5 thoughts on “VALUE Betting Example – Stuttgart Playing at Home

  1. i recently tested it for several leagues at pinnie closer odds. some 15k games. given the pinnie margin in my opinion its waste of time – of course. this kind of value-betting seems for me like kind of gamblers fallacy. you just assume, for example if some occurance of results in a more or less certain oddsrange was low it should stay low. but its a random process – isnt it?

    1. No, Tom, it isn’t a random process. Odds follow the Public Opinion!

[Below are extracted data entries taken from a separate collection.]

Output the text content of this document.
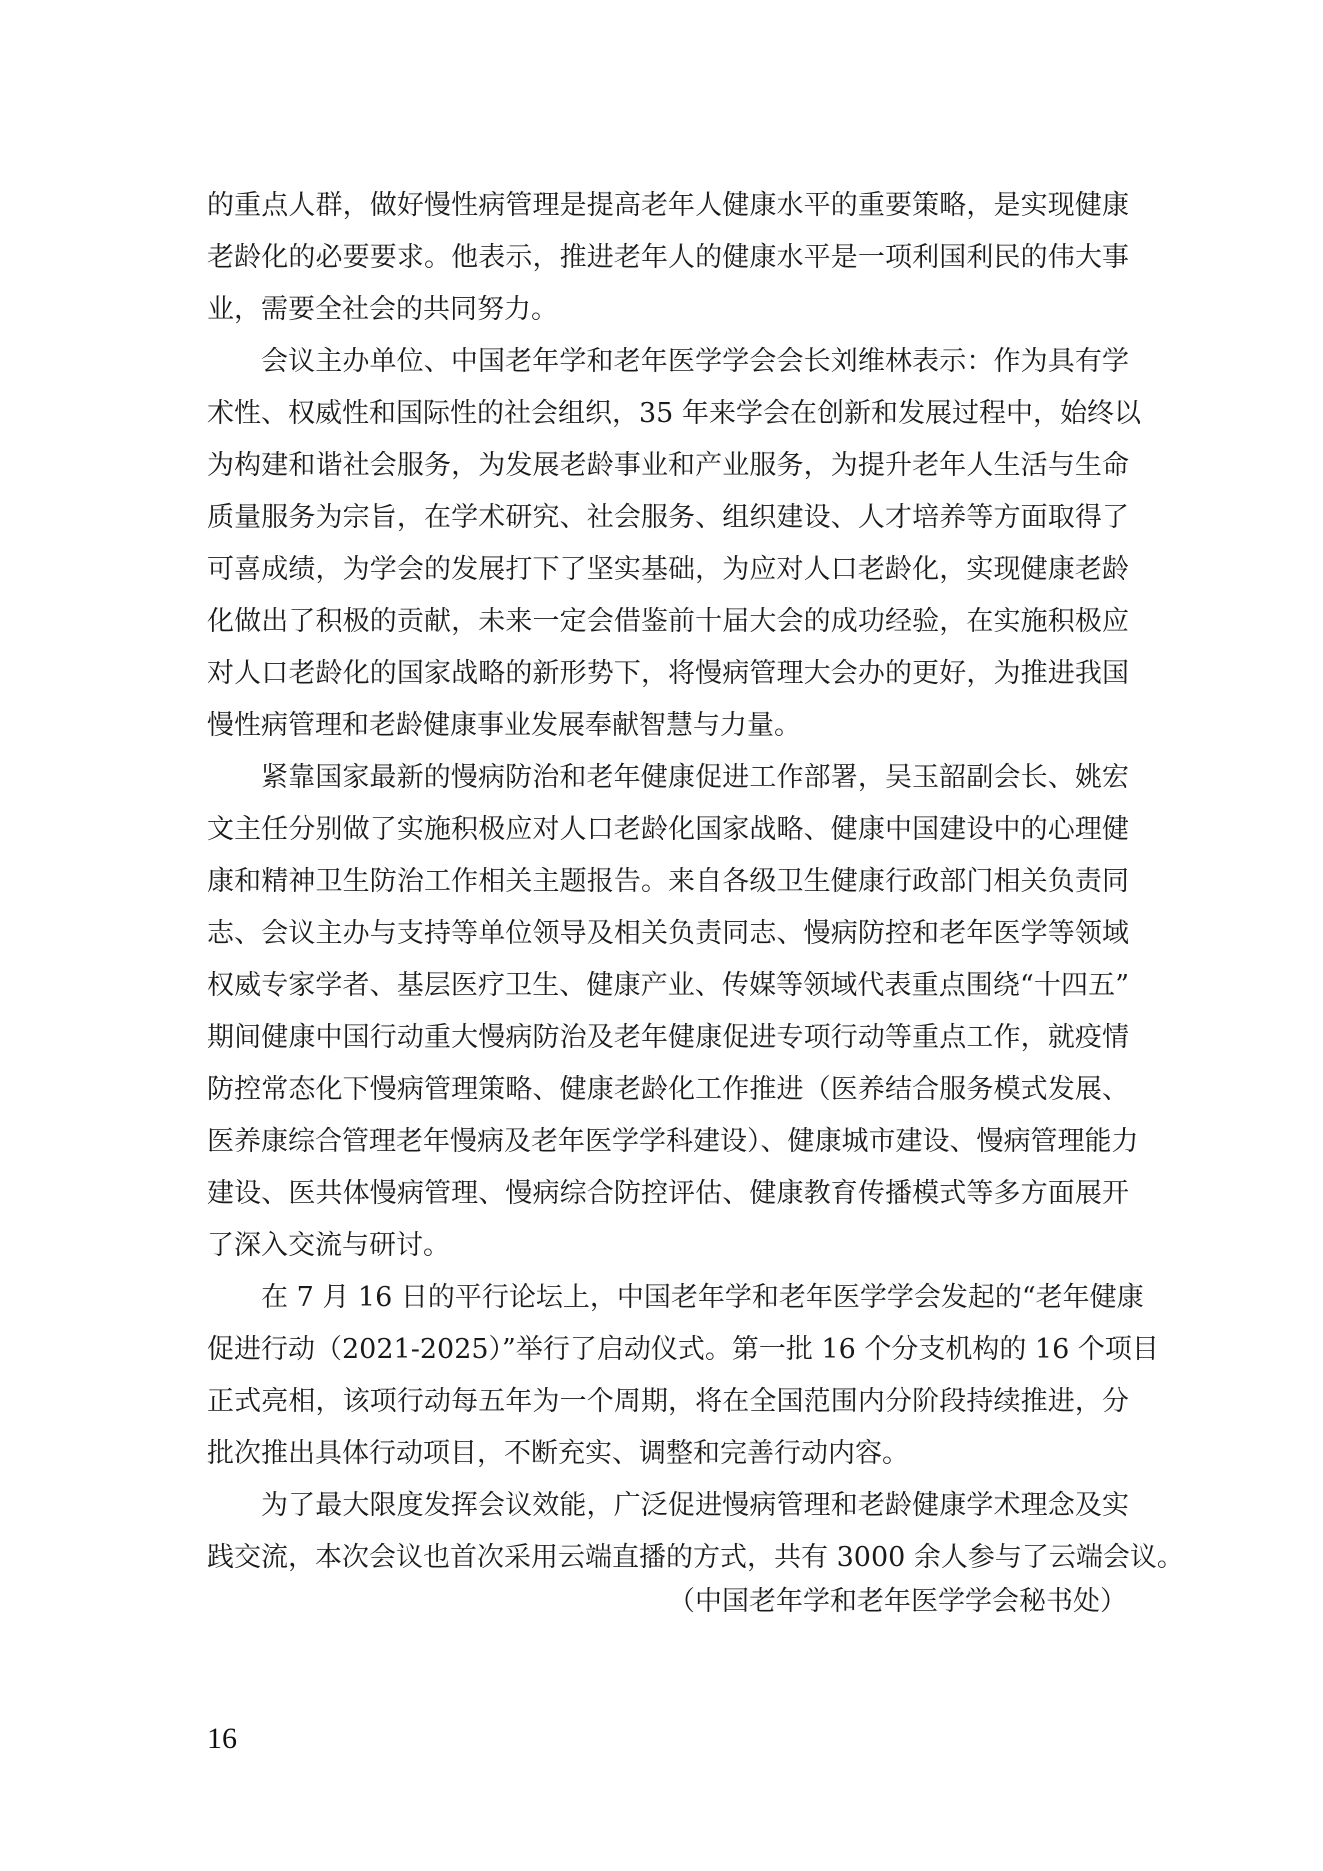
的重点人群，做好慢性病管理是提高老年人健康水平的重要策略，是实现健康
老龄化的必要要求。他表示，推进老年人的健康水平是一项利国利民的伟大事
业，需要全社会的共同努力。
会议主办单位、中国老年学和老年医学学会会长刘维林表示：作为具有学
术性、权威性和国际性的社会组织，35 年来学会在创新和发展过程中，始终以
为构建和谐社会服务，为发展老龄事业和产业服务，为提升老年人生活与生命
质量服务为宗旨，在学术研究、社会服务、组织建设、人才培养等方面取得了
可喜成绩，为学会的发展打下了坚实基础，为应对人口老龄化，实现健康老龄
化做出了积极的贡献，未来一定会借鉴前十届大会的成功经验，在实施积极应
对人口老龄化的国家战略的新形势下，将慢病管理大会办的更好，为推进我国
慢性病管理和老龄健康事业发展奉献智慧与力量。
紧靠国家最新的慢病防治和老年健康促进工作部署，吴玉韶副会长、姚宏
文主任分别做了实施积极应对人口老龄化国家战略、健康中国建设中的心理健
康和精神卫生防治工作相关主题报告。来自各级卫生健康行政部门相关负责同
志、会议主办与支持等单位领导及相关负责同志、慢病防控和老年医学等领域
权威专家学者、基层医疗卫生、健康产业、传媒等领域代表重点围绕“十四五”
期间健康中国行动重大慢病防治及老年健康促进专项行动等重点工作，就疫情
防控常态化下慢病管理策略、健康老龄化工作推进（医养结合服务模式发展、
医养康综合管理老年慢病及老年医学学科建设）、健康城市建设、慢病管理能力
建设、医共体慢病管理、慢病综合防控评估、健康教育传播模式等多方面展开
了深入交流与研讨。
在 7 月 16 日的平行论坛上，中国老年学和老年医学学会发起的“老年健康
促进行动（2021-2025）”举行了启动仪式。第一批 16 个分支机构的 16 个项目
正式亮相，该项行动每五年为一个周期，将在全国范围内分阶段持续推进，分
批次推出具体行动项目，不断充实、调整和完善行动内容。
为了最大限度发挥会议效能，广泛促进慢病管理和老龄健康学术理念及实
践交流，本次会议也首次采用云端直播的方式，共有 3000 余人参与了云端会议。
（中国老年学和老年医学学会秘书处）
16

      One of the main reasons bookmakers can price bets below their true prices and ensure profits is the influence of market psychology and market dynamics .
      Bookmakers adjust their odds to the opinion of the public: They simply follow the basic economic principles of supply and demand.

      Looking at the last six games of both teams (as someone with an interest in current form would), both teams have recorded, for example, several matches with exactly three goals.

      A typical bookmaker will respond to these recent trends by setting odds to match the expectations of the public, who will prefer to bet on ‘Under 3.5 Goals’ (because the current trend “suggest this”), rather than ‘Over 3.5 goals’.

      It is a bet the bookmakers can reduce their odds for with still plenty of people willing to buy it. Using this to their advantage, they will reduce odds for other ‘popular’ outcomes wherever possible.

      Once bookmakers identify their ‘profit point’ (in this example the Under 3.5 Goals bet), then the other bets follow suit, and are also reduced (i.e. under 4.5, under 5.5, etc.).

      Consider purchasing our course: The Science of Football Predictions, or some HDA tables. The HDA tables visualise clearly the odds ranges where bookmakers consistently make their profits; the course teaches statistics and market dynamics.

  2. why did you use different levels at the Home/Away quotient for schalke and stuttgart? did you backtest this kind of model? what were the results?

    1. The H/A quotient clusters games in equally sized groups. It is explained in detail in the course how it works. And yes, this kind of model is back-tested countless times.